Psychologists have long known that we prefer to take our benefits now rather than have them at some future date and that conversely, we like to defer costs to the future rather than incur them now. In health terms, this translates to us choosing cake today over the prospect of good health tomorrow. Information alone is not always enough to counter this strong innate preference. It tends to be differentially acted upon by people with more agency and has little or no impact on those with the lowest healthy life expectancy.
The recent Prevention Green Paper signalled a move towards more intelligent public health services that will stratify the population to identify those most at risk of ill-health and provide focused, personalised support to help them act on information and take the steps necessary to protect and prolong their health.
More fundamentally we also need population-level actions to reduce our reliance on conscious choice. Two successful examples of this approach are the mandatory traffic-light food labelling system and the soft drinks industry levy, both of which have encouraged food manufacturers to reformulate their products and make them healthier. Other examples that are supported by evidence are making stairs more prominent than lifts in buildings and reducing the density of fast-food outlets in high streets, both of which influence our behaviour on a subconscious level.
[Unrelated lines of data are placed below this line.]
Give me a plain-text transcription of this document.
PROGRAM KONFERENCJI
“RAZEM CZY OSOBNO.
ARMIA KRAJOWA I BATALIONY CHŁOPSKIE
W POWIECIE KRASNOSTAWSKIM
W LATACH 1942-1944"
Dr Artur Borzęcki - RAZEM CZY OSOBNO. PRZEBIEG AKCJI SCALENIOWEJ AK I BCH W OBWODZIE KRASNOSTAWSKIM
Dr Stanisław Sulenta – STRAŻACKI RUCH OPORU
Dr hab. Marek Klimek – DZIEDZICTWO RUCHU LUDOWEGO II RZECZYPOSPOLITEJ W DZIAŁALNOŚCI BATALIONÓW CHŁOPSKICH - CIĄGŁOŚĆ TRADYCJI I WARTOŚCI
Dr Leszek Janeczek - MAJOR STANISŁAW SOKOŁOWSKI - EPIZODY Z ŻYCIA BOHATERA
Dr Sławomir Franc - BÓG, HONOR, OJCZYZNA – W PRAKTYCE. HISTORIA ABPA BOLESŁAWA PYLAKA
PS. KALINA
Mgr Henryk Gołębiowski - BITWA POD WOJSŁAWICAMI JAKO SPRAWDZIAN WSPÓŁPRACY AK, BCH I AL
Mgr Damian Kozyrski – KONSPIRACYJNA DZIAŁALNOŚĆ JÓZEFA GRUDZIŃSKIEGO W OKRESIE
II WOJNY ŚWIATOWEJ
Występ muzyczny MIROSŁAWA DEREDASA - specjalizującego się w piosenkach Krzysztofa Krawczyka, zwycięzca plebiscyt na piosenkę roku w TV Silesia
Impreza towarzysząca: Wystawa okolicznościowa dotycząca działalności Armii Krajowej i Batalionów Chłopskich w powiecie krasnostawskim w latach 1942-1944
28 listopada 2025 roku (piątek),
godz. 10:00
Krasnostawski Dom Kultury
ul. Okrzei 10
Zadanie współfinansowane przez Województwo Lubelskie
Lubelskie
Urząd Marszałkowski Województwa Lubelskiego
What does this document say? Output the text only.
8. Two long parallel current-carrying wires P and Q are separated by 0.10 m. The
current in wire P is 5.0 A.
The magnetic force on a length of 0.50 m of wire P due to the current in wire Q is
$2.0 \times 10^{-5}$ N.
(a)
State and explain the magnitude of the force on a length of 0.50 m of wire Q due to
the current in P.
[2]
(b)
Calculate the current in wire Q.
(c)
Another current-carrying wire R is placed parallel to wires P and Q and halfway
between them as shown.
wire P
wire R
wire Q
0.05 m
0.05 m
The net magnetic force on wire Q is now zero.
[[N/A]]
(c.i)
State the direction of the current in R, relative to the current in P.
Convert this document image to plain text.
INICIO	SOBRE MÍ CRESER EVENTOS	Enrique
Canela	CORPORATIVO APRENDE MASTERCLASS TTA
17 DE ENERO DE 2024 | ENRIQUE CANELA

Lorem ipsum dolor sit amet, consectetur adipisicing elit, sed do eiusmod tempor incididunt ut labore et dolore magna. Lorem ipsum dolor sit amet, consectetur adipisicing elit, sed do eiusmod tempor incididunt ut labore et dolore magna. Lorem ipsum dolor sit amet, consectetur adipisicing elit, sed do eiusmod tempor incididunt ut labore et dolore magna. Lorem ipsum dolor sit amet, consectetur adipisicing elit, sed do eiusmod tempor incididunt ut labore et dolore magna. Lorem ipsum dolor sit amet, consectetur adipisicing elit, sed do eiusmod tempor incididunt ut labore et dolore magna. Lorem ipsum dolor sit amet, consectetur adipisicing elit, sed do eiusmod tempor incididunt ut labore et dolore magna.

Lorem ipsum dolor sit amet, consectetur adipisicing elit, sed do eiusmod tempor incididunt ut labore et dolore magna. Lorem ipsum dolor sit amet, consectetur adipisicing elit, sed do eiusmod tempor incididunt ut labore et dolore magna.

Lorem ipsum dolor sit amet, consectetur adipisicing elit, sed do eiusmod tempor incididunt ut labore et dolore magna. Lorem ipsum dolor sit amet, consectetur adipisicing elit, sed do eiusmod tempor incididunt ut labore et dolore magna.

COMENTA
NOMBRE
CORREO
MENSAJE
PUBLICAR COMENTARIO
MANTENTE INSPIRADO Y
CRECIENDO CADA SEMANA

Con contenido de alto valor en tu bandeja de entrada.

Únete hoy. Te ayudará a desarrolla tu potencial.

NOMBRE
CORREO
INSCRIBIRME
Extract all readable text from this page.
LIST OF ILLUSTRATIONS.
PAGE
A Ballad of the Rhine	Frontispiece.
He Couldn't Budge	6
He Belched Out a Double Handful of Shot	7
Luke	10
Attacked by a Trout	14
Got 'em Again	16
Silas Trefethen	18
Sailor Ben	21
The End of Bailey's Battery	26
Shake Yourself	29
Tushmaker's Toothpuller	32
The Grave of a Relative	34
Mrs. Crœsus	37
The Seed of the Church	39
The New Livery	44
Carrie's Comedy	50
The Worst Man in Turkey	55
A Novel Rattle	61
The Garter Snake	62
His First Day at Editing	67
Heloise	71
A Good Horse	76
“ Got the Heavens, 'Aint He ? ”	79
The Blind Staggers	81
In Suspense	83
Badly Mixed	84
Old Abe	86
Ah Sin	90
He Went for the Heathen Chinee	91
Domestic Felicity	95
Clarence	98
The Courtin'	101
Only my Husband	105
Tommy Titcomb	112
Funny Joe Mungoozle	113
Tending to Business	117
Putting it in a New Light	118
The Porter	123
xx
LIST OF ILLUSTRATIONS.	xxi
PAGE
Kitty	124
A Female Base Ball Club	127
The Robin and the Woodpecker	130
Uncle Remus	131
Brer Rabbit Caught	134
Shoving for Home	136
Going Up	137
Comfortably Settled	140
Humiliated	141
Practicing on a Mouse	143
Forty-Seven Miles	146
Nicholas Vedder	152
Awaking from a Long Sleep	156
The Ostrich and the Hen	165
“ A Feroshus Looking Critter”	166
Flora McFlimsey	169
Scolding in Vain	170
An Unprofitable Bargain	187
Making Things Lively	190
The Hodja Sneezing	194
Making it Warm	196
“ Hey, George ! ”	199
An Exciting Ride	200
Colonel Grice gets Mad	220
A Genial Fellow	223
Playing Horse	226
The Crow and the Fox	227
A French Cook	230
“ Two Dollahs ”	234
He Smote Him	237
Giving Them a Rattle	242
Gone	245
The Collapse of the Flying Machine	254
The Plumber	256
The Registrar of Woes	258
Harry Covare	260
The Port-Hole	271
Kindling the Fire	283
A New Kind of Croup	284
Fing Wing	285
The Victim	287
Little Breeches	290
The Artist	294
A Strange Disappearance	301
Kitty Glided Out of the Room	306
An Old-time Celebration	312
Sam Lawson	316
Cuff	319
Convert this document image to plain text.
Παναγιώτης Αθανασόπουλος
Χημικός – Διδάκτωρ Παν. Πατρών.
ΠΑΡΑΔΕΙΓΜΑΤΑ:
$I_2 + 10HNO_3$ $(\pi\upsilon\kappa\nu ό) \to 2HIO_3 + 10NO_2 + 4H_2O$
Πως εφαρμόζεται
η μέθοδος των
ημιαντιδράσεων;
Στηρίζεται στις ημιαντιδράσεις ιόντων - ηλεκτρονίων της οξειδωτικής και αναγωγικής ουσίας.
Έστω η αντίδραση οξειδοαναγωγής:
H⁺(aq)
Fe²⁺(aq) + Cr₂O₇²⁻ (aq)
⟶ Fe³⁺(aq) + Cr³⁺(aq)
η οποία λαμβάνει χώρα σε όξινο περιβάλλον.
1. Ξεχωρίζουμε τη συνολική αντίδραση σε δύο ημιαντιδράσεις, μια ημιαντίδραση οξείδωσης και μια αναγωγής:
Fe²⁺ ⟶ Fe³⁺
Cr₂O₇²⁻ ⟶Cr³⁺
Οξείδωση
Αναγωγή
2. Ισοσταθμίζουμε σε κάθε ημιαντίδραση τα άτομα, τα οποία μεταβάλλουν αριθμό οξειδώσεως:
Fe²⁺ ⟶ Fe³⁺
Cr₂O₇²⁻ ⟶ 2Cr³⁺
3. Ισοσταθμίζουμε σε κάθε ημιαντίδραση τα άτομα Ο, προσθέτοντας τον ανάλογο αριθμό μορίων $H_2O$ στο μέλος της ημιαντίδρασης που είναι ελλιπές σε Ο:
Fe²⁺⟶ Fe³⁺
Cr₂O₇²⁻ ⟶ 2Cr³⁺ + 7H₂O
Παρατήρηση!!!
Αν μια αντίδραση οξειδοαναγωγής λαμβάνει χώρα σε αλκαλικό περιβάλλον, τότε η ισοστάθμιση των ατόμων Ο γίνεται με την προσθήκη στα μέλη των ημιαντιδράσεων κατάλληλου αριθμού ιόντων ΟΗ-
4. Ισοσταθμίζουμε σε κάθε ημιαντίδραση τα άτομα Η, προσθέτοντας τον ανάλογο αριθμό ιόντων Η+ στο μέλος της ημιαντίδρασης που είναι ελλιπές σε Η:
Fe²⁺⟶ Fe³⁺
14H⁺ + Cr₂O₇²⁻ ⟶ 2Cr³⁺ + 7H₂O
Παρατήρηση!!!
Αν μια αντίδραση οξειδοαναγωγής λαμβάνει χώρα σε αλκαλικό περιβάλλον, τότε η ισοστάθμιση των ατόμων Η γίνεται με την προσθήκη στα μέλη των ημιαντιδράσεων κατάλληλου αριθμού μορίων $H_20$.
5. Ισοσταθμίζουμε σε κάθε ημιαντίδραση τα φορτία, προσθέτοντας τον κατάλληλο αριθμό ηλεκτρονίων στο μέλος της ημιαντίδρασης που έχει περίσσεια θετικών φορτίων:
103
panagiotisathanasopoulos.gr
However, there is another cause of the disparity in healthy life expectancy that runs far deeper than the environment in which we live out our adult lives. Research has shown that the onset of avoidable health conditions in younger age groups is mediated through long-term exposure to stress from childhood onwards. Children growing up amidst unstable or violent relationships, in unsafe neighbourhoods, in poor housing, or in families experiencing financial insecurity or debt are more likely to adopt unhealthy behaviours and to experience ill-health at an earlier age.
To increase healthy life expectancy for the most disadvantaged, we need to see a comprehensive package of policies and interventions that recognise that health starts in our homes and communities and is the responsibility of society, not just individuals. Our aim at the Centre for Ageing Better is for people to have five more years free of preventable disability, and to reduce health inequality, by supporting healthy lives at all ages.
We may not all be supercentenarians. But we are set to live much longer than our parents’ or grandparents’ generations, and there is much more to be done to ensure that we can enjoy more of those extra years in good health.